El hombre, a medida que se ha civilizado, ha refinado sus gustos, y ha sentido la necesidad de que la mujer tomase parte en los espectáculos que le divierten. Le ha permitido que baile, y cante, que toque y que declame. En las regiones de arte, la ha visto elevarse tanto como él, y ha gozado del placer sin sospechar que encerraba una lección. Y la lección era, no obstante, bien clara. La mujer ha recorrido con paso firme todos los buenos caminos que no se le han cerrado. Ha sido mártir, santa, sacerdotisa de la caridad y artista: no le habéis dejado ser más, hombres que ni aún sabéis ser egoístas; abridle nuevas vías, y las reconocerá; esto es lo que dice la lógica, el simple buen sentido.
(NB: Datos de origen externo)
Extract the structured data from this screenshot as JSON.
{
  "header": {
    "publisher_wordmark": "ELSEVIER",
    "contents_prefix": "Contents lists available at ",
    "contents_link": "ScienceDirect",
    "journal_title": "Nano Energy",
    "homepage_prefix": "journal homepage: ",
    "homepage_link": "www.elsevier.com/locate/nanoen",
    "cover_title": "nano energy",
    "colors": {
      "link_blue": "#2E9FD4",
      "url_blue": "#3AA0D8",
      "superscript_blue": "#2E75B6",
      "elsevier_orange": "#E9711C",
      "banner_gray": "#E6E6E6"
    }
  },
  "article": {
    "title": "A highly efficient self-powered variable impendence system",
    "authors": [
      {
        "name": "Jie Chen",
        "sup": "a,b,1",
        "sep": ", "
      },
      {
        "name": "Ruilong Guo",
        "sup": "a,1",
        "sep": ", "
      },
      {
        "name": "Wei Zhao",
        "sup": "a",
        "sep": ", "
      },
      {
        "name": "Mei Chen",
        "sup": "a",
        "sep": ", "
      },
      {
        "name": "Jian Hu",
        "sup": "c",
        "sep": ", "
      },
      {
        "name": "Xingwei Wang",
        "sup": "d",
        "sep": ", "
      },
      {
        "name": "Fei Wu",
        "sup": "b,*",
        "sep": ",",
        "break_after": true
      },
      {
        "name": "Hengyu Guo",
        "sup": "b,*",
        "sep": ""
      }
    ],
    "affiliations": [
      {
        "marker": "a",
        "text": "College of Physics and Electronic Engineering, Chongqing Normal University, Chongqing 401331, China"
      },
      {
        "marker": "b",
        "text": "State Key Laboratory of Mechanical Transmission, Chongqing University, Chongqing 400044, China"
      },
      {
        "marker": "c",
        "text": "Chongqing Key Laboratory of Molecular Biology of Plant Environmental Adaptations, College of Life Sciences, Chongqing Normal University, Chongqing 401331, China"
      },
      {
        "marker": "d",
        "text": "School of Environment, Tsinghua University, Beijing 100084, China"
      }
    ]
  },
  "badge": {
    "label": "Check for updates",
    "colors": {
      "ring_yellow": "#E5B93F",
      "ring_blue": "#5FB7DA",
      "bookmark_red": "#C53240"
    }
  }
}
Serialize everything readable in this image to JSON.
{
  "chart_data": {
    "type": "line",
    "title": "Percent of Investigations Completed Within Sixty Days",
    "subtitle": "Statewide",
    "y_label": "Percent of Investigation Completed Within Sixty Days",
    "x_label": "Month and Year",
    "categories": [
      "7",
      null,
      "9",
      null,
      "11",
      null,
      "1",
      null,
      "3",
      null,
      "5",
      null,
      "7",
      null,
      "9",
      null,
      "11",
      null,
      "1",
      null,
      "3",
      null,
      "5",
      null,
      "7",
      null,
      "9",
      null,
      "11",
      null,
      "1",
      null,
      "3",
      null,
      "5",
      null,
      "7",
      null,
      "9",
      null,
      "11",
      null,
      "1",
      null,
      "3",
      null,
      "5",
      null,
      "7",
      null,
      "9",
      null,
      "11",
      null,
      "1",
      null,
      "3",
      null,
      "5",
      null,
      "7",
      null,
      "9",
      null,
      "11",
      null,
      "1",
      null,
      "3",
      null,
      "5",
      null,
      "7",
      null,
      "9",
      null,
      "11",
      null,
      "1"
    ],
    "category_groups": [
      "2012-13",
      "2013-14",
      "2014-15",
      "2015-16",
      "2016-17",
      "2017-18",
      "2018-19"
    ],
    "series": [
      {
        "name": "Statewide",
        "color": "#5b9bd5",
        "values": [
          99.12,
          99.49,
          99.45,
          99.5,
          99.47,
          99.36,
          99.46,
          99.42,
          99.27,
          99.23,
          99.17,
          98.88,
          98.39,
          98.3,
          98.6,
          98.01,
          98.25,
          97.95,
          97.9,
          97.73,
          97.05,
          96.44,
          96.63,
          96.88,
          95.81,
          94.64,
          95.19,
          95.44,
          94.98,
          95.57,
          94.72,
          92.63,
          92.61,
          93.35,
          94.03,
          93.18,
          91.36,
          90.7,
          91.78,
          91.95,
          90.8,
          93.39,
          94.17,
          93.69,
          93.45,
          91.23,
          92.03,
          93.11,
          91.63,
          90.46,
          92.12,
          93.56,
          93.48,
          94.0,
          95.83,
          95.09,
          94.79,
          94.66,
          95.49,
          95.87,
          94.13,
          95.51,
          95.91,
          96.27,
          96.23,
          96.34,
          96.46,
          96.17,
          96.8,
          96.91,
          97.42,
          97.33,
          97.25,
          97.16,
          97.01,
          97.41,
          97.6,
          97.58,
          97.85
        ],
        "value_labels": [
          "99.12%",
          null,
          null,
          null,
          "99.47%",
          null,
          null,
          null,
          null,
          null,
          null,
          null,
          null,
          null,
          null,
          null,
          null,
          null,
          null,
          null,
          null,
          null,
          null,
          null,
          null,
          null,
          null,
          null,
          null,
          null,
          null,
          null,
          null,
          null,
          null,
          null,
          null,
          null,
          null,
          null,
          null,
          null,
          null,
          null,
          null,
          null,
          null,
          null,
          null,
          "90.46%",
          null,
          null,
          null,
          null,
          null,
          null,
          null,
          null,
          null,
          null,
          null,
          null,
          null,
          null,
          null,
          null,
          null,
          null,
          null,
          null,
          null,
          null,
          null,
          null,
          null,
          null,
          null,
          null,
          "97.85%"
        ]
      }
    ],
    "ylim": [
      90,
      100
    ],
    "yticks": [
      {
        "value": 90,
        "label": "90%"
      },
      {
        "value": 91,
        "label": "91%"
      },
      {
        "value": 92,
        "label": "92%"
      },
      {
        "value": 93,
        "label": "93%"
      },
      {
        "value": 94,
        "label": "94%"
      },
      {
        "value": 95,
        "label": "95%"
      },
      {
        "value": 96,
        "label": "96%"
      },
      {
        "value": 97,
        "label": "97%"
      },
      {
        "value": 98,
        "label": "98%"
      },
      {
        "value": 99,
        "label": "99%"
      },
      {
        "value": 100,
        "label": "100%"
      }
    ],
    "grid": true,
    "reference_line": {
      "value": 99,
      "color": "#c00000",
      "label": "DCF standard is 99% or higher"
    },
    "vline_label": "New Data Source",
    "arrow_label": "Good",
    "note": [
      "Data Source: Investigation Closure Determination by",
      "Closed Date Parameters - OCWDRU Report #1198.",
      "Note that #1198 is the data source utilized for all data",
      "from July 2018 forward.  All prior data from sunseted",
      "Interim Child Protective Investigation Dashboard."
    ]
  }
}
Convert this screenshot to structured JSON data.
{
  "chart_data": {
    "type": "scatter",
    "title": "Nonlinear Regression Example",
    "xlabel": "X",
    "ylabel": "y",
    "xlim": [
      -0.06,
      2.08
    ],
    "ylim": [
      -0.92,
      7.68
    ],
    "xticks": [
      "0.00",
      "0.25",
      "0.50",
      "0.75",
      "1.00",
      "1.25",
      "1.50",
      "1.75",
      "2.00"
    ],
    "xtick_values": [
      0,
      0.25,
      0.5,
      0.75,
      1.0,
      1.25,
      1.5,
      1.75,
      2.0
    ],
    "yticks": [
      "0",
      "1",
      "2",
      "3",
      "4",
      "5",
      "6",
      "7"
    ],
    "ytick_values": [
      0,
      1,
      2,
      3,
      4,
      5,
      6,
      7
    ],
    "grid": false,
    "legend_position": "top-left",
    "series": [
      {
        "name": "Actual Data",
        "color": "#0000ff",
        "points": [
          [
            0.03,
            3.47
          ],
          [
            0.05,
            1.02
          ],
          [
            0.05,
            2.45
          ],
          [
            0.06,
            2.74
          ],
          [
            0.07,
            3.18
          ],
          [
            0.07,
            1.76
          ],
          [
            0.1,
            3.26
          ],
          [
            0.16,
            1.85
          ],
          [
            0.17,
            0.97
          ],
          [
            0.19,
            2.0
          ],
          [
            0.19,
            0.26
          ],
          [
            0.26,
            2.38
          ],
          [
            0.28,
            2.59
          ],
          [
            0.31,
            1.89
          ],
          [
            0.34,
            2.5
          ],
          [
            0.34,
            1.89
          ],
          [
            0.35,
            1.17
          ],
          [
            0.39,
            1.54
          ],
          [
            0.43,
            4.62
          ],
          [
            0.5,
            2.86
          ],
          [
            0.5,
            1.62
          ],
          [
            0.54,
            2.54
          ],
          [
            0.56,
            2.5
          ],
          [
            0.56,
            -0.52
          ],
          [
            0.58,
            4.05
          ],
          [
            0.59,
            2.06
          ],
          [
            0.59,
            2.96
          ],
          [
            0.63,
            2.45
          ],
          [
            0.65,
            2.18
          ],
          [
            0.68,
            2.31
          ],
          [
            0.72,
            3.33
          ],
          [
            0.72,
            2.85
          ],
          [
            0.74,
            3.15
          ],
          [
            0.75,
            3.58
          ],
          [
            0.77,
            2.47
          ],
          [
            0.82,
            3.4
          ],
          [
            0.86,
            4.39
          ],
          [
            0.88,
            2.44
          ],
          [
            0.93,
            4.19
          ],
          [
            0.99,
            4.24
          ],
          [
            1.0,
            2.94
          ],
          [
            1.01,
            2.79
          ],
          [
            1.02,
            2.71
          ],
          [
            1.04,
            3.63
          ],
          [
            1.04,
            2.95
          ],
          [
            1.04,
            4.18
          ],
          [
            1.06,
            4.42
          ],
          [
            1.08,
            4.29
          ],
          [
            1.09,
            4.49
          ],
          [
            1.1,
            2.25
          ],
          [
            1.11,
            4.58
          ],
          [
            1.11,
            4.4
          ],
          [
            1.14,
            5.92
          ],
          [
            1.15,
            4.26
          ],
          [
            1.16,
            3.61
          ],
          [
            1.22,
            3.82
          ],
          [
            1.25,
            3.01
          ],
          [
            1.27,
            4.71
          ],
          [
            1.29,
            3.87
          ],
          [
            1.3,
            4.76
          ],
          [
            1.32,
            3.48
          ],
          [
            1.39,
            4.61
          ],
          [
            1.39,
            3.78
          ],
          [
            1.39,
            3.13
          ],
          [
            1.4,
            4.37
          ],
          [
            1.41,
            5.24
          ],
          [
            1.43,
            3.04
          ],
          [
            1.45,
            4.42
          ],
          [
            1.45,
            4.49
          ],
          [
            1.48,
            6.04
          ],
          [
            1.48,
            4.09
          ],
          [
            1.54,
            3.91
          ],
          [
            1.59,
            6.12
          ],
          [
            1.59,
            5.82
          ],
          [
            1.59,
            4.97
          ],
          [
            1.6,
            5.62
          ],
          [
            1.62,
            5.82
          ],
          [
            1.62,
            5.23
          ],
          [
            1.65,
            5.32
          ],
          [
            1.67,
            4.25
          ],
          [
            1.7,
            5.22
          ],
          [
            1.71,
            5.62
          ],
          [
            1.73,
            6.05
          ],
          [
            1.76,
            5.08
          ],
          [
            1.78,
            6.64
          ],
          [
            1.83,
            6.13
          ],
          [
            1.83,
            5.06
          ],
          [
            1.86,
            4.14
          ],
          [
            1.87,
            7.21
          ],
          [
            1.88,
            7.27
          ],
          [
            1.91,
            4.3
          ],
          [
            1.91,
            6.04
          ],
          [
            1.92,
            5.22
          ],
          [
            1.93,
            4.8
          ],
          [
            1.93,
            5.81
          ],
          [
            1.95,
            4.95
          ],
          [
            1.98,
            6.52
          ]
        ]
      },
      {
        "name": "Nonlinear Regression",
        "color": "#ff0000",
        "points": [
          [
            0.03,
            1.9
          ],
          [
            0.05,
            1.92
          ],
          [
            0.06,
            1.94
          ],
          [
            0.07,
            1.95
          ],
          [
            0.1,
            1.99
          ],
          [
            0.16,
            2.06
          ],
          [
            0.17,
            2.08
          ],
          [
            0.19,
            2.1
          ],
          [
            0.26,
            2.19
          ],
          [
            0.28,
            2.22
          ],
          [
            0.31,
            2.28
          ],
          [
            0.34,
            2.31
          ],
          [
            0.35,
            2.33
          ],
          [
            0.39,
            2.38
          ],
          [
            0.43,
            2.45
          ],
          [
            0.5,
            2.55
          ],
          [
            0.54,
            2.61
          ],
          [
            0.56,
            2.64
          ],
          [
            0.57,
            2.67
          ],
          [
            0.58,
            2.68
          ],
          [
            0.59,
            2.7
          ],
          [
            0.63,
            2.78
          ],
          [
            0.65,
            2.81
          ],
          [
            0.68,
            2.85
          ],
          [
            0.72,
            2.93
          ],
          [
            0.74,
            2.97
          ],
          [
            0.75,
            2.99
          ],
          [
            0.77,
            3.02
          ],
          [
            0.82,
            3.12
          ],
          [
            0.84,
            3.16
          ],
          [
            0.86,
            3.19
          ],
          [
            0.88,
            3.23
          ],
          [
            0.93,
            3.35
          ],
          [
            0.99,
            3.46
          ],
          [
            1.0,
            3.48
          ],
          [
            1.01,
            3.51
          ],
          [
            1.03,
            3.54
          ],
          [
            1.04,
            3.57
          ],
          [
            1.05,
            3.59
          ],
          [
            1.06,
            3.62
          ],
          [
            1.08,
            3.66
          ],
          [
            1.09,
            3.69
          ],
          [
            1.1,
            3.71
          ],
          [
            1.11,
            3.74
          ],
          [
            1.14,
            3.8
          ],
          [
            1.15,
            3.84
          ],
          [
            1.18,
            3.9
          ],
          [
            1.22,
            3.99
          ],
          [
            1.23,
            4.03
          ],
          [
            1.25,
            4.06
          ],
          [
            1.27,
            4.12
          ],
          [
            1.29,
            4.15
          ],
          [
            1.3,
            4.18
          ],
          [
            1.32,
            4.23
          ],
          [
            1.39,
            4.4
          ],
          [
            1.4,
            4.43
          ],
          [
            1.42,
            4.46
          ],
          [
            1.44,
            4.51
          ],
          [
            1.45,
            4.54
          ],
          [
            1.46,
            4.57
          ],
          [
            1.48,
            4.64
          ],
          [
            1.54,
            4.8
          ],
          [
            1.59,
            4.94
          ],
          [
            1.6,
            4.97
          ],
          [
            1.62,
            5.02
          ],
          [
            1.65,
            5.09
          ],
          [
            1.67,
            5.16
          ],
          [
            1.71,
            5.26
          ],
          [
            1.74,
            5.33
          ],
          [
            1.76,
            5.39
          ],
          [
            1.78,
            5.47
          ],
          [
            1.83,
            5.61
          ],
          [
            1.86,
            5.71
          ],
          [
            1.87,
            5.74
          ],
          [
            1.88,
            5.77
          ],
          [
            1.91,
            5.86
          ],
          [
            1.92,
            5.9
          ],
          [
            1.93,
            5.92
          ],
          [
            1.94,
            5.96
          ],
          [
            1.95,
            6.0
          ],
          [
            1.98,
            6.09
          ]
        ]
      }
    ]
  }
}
Los que intentan educar a la mujer como a un ser racional e inteligente, han emprendido una tarea ardua, un trabajo rudo; pero el objeto es alto y el éxito, más o menos remoto, seguro. Apresurémosle nosotras con la buena voluntad y la perseverancia; procuremos vencer nuestros hábitos de frivolidad y holganza intelectual, persuadiéndonos de que el saber es estudio, y el estudio es trabajo. Demos a nuestros maestros la prueba de gratitud más profunda, la recompensa más dulce, utilizando sus lecciones, y prestando con nuestros progresos argumentos poderosos que puedan arrojar a la cara de sus adversarios. Tendremos que luchar con muchas dificultades, y que habérnoslas con un enemigo vil que a veces es poderoso: el ridículo; mas aprendamos a despreciarle, y comprenderemos que no hay razón para temerle. El ridículo es como los gases mefíticos de la cueva del perro: no matan sino a los que caminan a flor de tierra; levantemos la frente al cielo y le dejaremos muy por debajo, respirando en las regiones serenas de la inteligencia.